I nodded yes, but she didn’t acknowledge it. She talked about how good orange juice is, and I noticed the extreme mobility of her face. She could smooth in a flash the folds between nose and mouth that made her grim (precisely that: grim), and the face that until a second earlier had seemed long under the high cheekbones—a gray canvas stretched tight between temples and jaw—colored, softened. My mamma, rest her soul, she said, when it was my saint’s day brought me hot chocolate in bed, she made it into a cream, it was frothy as if she had blown into it. Do they make you hot chocolate on your saint’s day? I was tempted to say yes, even though a saint’s day had never been celebrated in my house, and no one had ever brought me hot chocolate in bed. But I was afraid she would figure it out, so I made a sign to indicate no. She shook her head, unhappy:
“Your father and mother don’t respect traditions, they think they’re someone, they don’t lower themselves to make hot chocolate.”

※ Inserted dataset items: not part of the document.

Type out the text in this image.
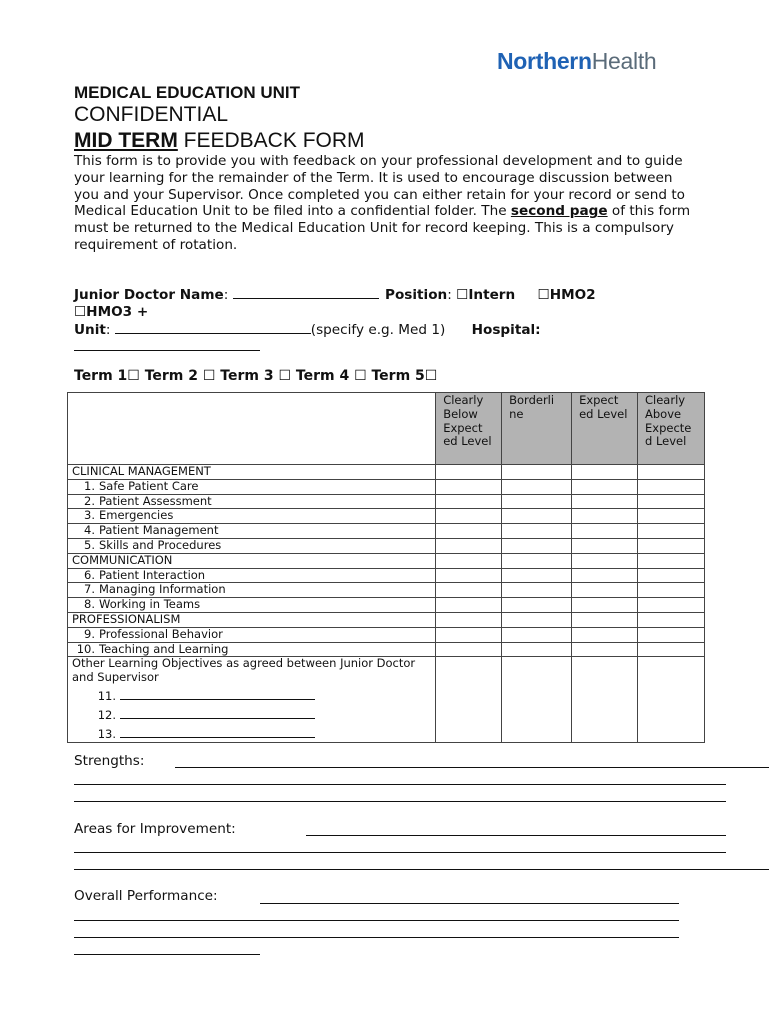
NorthernHealth
MEDICAL EDUCATION UNIT
CONFIDENTIAL
MID TERM FEEDBACK FORM
This form is to provide you with feedback on your professional development and to guide your learning for the remainder of the Term. It is used to encourage discussion between you and your Supervisor. Once completed you can either retain for your record or send to Medical Education Unit to be filed into a confidential folder. The second page of this form must be returned to the Medical Education Unit for record keeping. This is a compulsory requirement of rotation.
Junior Doctor Name:	Position: ☐Intern ☐HMO2
☐HMO3 +
Unit:	(specify e.g. Med 1) Hospital:
Term 1☐ Term 2 ☐ Term 3 ☐ Term 4 ☐ Term 5☐
	Clearly Below Expect ed Level	Borderli ne	Expect ed Level	Clearly Above Expecte d Level
CLINICAL MANAGEMENT				
1. Safe Patient Care				
2. Patient Assessment				
3. Emergencies				
4. Patient Management				
5. Skills and Procedures				
COMMUNICATION				
6. Patient Interaction				
7. Managing Information				
8. Working in Teams				
PROFESSIONALISM				
9. Professional Behavior				
10. Teaching and Learning				

Other Learning Objectives as agreed between Junior Doctor and Supervisor
11.
12.
13.				

Strengths:
Areas for Improvement:
Overall Performance:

“My father makes caffe latte.”
“Your father is a jerk, imagine him trying to make caffe latte. Your grandmother knew how to make caffe latte. And she put in two spoonfuls of a beaten egg. Did he tell you how we had coffee, milk, and zabaglione when we were children?”
“No.”
“You see? Your father is like that. He’s the only one who does good things, he can’t accept that others do, too. And if you tell him it’s not true, he erases you.”

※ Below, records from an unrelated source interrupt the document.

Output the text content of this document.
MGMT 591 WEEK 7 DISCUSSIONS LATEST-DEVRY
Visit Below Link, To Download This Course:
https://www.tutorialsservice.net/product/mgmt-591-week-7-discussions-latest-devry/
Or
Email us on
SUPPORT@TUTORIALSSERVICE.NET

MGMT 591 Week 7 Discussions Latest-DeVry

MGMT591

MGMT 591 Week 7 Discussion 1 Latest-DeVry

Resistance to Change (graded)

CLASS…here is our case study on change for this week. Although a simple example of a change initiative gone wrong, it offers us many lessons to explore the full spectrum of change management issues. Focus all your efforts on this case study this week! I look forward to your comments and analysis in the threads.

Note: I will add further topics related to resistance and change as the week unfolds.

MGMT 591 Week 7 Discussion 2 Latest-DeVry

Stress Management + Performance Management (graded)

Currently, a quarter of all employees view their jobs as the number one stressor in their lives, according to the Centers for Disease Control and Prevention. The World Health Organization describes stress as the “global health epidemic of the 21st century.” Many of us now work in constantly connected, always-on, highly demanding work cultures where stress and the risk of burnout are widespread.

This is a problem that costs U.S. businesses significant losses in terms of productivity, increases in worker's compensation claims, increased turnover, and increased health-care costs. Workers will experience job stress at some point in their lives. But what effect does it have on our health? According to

She shook her head unhappily, she spoke in a distant tone, but without coldness. He erased my Enzo, she said, the person I was most fond of. Your father erases everything that might be better than him, he’s always done that, he was already doing it as a child. He thinks he’s smart, but he’s never been smart: I am smart, he’s only clever. He can become by instinct a person you can no longer do without. When I was a child, the sun stopped shining if he wasn’t there. I thought that if I didn’t behave the way he wanted, he would leave me all alone and I’d die. So he made me do everything he wanted, he decided what was good and what was bad, for me. Just to give you one example, I was born with music in my body, I wanted to be a dancer. I knew that was my destiny, and only he would have been able to persuade our parents to give me permission. But for your father a dancer was bad, and he wouldn’t let me do it. For him, only if you always show up with a book in your hand do you deserve to stay on the face of the earth, for him if you haven’t gone to school you’re nobody. He said to me: what do you mean dancer, Vittò, you don’t know what a dancer is, go back to studying and shut up. At that time he was making some money with private lessons, so he could have paid for dancing school for me instead of always and only buying books for himself. He didn’t do it, he liked to take significance away from everything and everybody, except himself and his things. With my Enzo—my aunt concluded suddenly—first he let him think they were friends and then he took away his soul, he tore it out and cut it into tiny pieces.